UK consumers most open to biometrics: Ping Identity survey
Around one third of consumers (34 percent) globally are open to passwordless logins, including text and email confirmations, multi-factor authentication and biometrics, new research from Ping Identity shows.
The U.S.-based identity and access management company conducted two surveys covering almost 13,000 consumers from six European countries, United States, United Kingdom, Australia, Singapore, Indonesia, New Zealand and Hong Kong.
The findings show that consumers are most open to other authentication methods like two-factor authentication (2FA, 26 percent) and biometrics (24 percent) for personal banking and insurance. Consumers in the UK turn out to be the most open towards biometrics.
Not every biometric feature, however, was equally popular: Voice recognition (18 percent) and “retina” scans (15 percent) were the least favorable method globally for passwordless login alongside QR codes.
Ping Identity’s survey also uncovered other insights on consumer attitudes towards online logins, digital identity and their data.
A large majority of 81 percent say that ease of use is important to them: Around two thirds (65) percent would switch to a comparable brand if it offered passwordless authentication while a similar number (60 percent) have stopped using an account or online service because they became frustrated with the login process.
Only one in ten of the surveyed consumers said they fully trust organizations managing their identity data, but the most trusted organizations are banks (61 percent) and healthcare services (51 percent).
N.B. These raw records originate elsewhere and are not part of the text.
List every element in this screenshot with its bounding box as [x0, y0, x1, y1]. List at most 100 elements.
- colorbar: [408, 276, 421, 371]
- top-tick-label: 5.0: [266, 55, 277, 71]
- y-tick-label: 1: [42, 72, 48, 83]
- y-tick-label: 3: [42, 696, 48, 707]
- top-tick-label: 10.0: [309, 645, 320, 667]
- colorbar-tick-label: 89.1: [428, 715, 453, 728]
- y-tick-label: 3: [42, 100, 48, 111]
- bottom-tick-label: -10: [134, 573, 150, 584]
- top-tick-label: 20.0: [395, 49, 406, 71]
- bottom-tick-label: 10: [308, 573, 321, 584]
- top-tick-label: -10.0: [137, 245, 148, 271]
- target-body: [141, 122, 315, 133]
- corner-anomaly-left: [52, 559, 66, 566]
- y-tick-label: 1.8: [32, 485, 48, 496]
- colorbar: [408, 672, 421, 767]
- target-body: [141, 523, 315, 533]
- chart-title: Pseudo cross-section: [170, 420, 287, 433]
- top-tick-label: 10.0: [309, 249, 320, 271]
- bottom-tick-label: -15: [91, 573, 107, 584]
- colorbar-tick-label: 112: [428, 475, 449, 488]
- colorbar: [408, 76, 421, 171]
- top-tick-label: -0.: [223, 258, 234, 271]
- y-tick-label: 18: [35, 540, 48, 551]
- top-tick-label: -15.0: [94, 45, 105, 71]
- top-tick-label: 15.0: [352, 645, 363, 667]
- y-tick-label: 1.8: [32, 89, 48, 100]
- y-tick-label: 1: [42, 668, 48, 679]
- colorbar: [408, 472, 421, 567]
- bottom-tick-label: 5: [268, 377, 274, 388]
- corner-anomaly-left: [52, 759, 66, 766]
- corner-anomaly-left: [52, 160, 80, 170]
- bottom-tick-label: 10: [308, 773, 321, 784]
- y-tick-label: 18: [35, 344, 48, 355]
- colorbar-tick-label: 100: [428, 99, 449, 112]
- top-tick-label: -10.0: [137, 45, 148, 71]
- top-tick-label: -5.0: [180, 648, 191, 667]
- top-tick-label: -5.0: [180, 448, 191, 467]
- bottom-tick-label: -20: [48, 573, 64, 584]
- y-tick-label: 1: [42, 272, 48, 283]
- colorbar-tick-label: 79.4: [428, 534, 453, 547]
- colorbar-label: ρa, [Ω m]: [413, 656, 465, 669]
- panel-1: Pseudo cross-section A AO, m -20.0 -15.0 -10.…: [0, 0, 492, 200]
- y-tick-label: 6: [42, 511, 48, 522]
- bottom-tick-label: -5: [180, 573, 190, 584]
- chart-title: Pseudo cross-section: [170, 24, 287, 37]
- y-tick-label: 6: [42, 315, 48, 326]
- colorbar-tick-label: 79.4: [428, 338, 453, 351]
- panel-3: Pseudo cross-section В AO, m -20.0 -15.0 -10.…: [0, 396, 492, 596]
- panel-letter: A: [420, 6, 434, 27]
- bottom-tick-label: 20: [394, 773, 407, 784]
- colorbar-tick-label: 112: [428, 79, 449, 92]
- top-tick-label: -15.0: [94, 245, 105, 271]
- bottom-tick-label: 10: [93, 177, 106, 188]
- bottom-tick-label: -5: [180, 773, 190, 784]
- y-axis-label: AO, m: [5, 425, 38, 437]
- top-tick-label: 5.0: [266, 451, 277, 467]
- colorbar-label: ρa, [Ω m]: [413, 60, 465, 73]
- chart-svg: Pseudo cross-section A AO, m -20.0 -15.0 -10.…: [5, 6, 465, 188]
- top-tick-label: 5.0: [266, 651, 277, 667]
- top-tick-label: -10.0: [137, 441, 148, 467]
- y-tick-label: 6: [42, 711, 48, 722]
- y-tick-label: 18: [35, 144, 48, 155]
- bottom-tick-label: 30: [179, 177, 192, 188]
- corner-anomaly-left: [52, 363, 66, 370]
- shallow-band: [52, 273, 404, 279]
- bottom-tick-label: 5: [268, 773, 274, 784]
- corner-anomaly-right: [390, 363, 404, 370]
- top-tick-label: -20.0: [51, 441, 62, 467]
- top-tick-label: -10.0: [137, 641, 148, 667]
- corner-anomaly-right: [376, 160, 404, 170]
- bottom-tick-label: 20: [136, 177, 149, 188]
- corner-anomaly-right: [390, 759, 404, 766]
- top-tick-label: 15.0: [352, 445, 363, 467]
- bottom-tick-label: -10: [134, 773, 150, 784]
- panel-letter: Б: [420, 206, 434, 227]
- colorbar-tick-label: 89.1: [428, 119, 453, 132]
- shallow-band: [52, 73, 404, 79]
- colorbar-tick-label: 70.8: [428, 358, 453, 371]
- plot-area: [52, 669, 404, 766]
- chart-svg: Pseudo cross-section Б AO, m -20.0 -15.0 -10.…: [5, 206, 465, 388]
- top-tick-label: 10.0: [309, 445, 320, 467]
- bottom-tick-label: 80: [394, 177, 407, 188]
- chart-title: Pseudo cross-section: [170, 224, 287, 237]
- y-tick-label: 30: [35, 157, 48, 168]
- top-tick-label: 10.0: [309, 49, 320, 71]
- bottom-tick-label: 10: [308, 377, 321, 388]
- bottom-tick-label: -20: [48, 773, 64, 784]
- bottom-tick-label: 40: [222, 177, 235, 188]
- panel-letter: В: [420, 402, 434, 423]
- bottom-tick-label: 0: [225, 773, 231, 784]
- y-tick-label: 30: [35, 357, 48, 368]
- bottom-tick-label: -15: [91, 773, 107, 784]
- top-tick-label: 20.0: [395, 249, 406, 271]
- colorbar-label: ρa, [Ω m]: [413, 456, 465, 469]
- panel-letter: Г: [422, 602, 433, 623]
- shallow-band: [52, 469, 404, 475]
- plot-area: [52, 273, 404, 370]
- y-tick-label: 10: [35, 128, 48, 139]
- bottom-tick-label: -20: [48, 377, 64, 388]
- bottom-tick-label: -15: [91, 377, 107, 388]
The majority is concerned with identity theft (63 percent) while almost as many (54 percent) are worried that AI may be used to impersonate them.
Despite these worries, 59 percent report that their primary method of storing passwords is simply by remembering them. Nearly three-quarters (72 percent) of consumers are confident that their passwords are safe. That same group, however, admitted to only using three unique passwords across multiple logins. The poorest password hygiene was reported by 12 percent of respondents, who said they use the same password for everything.
A majority of respondents (57 percent) said they would support a single government-issued digital ID. Globally, consumers are open to some online platforms implementing an identity verification requirement. Less than 45 percent are fine with social networks verifying their identity, while dating apps received an even lower score of 29 percent.